The old man slumped to sit between the two graves, natural and familiar, just as he had guarded her front all those years ago.
He opened the gourd, first poured half before Ding Xue's tablet, then raised the rest to his head and drank deeply.
The strong liquor burned his throat, making him cough violently. A glimmer of tears shone in his cloudy eyes.
"Xue'er, do you hear me? I told the children today that we lived a happy life."
The old man muttered in a low voice, the sound exceptionally desolate on the empty, barren slope.
"I said Xu Qing was just a passerby, that you didn't even remember his face. I said we traveled over countless rivers and mountains, that you laughed like a child in my arms every day."

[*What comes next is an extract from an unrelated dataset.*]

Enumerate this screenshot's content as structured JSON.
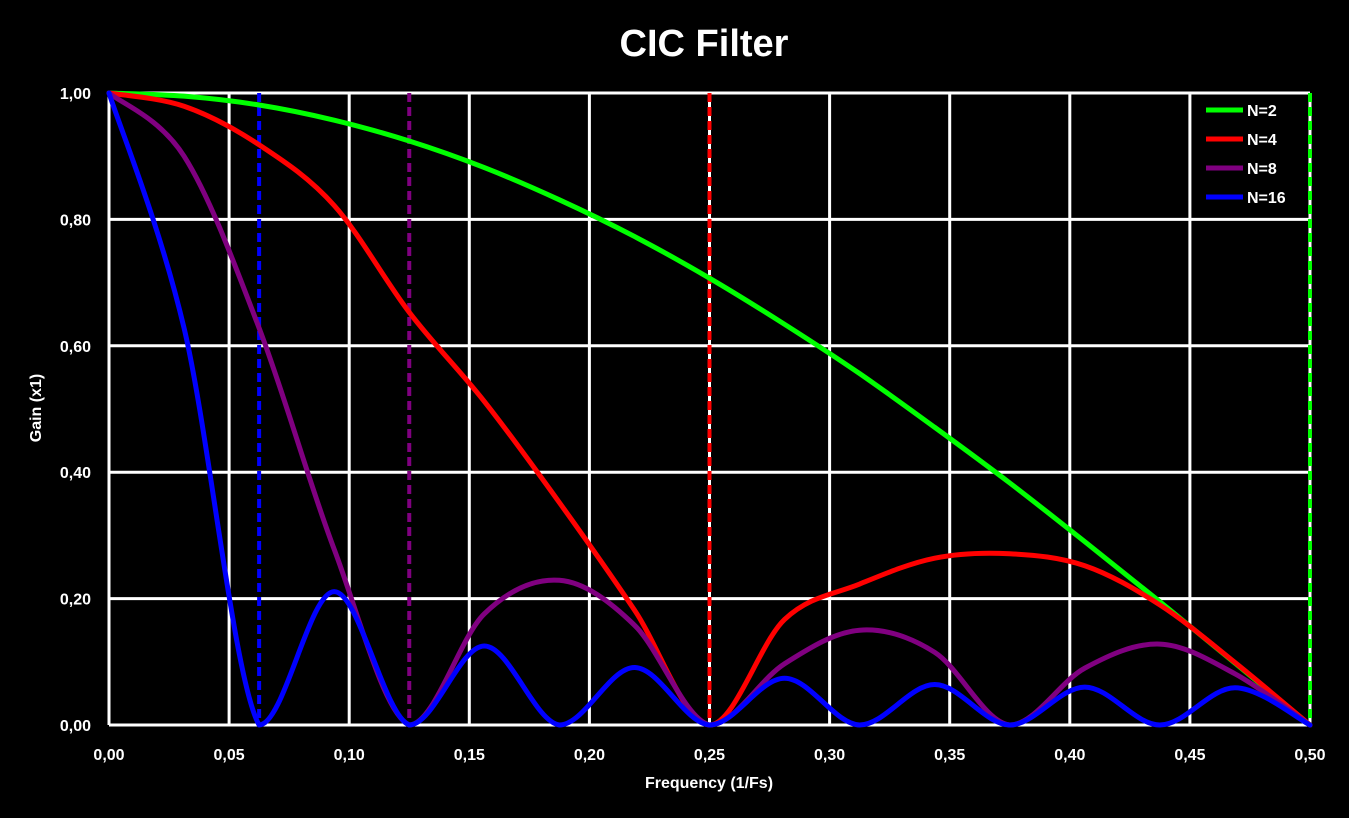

He looked at the stone tablet bearing the characters "Ding Xue," as if he saw again those years when Ding Xue stood on the Seventh Peak gazing into the distance, remembered the firm "no regrets" in her mouth when he had once asked her.
She and her true love forgot each other in the wide world.
And he, just like this, accompanied her for a lifetime.
From an infatuated, reckless youth to a white-haired tomb keeper.
The old man smiled self-deprecatingly. The starlight in his eyes was completely extinguished by the night.
"I lied."
To that silent, barren mound, he softly uttered these words he had hidden for a lifetime.
"You never loved me, and I never possessed you. But I told this lie so often that even I almost started to believe you really smiled at me in that illusory rain of flowers."
In the distance, the village lights flickered.
And deep in this silent bamboo grove, there was only an old man, guarding a beautiful lie, muttering incessantly.
But an indescribable aura began to rise from the old man's withered body. It was no simple breakthrough in realm, it was the Dao of his entire life, reaching perfect completion at this very moment.
Behind the old man, the void began to violently twist and fold.
Hum—
A blurred, brilliant ring of light slowly took shape, transforming into a miniature small world.
Within that small world, there was no desolate chill of reality, no shattered bamboo grove.
There was only a wooden house full of plum blossoms.
Snowflakes fell quietly. A beautiful woman wearing a pale violet daoist robe, her hair in a ponytail, was accepting a cup of warm wine handed to her by a youth.
She smiled so sweetly, her eyes full of that youth's reflection.
The youth draped a fox fur over her shoulders. The two smiled at each other in the snow. That glimpse of happiness was so real it was heartbreaking.
It was the fairy tale Zhao Zhongheng had told for a lifetime.
Leaning against the tombstone, the old man watched the hazy, beautiful small world behind him, watched the Ding Xue who smiled at him in the dream, and gradually became entranced.
But the realm breakthrough he had yearned for in his youth, at this moment, was as insignificant as dust to him.
The night wind blew past, bamboo leaves rustling.
Like someone sighing softly, or like someone bidding farewell in silence.